Ora se è vero che il reato di ingiuria si perfeziona per il sol fatto che l’offesa al decoro o all’onore della persona avvenga alla sua presenza, è altrettanto vero che non integrano la condotta di ingiuria le espressioni verbali che si risolvano in dichiarazioni di insofferenza rispetto all’azione del soggetto nei cui confronti sono dirette e sono prive di contenuto offensivo nei riguardi dell’altrui onore o decoro, persino se formulate con terminologia scomposta ed ineducata (Sez. 5, n. 19223 del 14/12/2012 – dep. 03/05/2013, Fracasso, Rv. 256240).

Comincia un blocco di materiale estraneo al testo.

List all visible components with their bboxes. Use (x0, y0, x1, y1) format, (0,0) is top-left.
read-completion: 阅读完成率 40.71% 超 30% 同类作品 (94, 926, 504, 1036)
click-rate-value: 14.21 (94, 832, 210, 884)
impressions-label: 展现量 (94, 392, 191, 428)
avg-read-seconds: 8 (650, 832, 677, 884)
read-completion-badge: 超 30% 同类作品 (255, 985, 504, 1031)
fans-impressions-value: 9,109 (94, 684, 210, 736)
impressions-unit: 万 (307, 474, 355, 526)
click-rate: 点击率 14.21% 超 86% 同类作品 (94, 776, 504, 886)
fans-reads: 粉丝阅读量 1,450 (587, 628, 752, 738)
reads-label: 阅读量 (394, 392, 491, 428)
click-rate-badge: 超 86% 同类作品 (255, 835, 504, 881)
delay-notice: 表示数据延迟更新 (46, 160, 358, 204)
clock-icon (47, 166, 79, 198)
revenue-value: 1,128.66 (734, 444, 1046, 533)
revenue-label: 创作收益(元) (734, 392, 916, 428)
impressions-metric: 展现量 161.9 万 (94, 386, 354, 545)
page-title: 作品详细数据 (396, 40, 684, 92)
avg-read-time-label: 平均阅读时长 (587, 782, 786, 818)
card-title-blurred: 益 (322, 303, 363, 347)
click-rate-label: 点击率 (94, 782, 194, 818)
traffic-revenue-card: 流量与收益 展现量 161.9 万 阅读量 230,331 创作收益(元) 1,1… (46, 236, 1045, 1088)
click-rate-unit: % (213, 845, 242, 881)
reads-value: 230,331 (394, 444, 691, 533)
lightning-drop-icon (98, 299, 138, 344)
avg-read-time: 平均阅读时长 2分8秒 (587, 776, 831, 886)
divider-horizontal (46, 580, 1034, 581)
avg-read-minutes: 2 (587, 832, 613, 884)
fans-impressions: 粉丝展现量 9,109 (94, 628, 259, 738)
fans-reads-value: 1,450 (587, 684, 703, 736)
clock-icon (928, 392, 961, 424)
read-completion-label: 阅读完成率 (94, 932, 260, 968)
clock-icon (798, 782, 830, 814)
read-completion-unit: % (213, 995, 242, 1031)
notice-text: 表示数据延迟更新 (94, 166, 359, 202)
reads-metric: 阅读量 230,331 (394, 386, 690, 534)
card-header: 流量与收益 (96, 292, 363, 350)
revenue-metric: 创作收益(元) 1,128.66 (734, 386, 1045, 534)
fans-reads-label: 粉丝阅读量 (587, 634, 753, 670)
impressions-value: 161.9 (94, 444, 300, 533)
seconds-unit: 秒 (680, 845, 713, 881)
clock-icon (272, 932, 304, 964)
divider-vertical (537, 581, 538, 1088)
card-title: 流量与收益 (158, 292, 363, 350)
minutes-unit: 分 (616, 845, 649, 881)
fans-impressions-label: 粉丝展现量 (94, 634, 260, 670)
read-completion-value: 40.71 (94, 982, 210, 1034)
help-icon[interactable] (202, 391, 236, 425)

In definitiva, la valenza offensiva di una determinata espressione, deve essere riferita al contesto nel quale è stata pronunciata (Sez. 5, n. 32907 del 30/06/2011, Di Coste, Rv. 250941), tenendo conto, tra l’altro, dello standard di sensibilità sociale del tempo (Sez. 5, n. 10420 del 15/11/2007 – dep. 06/03/2008, Riccardi, Rv. 239109).
Da tali premesse, discende che la frase sopra riportata, pronunciata all’esito di un contrasto che aveva determinato l’intervento delle Forze dell’Ordine e per descrivere, nella concitazione del momento, le modalità dell’azione della N. , non si connota in termini di offensività idonei a giustificare l’attivazione della tutela penale.
In conclusione, la sentenza impugnata va annullata senza rinvio perché il fatto – reato contestato non sussiste.
2. Per ciò che attiene al regolamento delle spese, ritiene il Collegio che l’esito dei giudizi di merito giustifichi, ai sensi dell’art. 542, comma 1, cod. proc. pen., la compensazione totale.

P.Q.M.

Annulla senza rinvio la sentenza impugnata perché il fatto non sussiste. Dichiara compensate tra le parti le spese.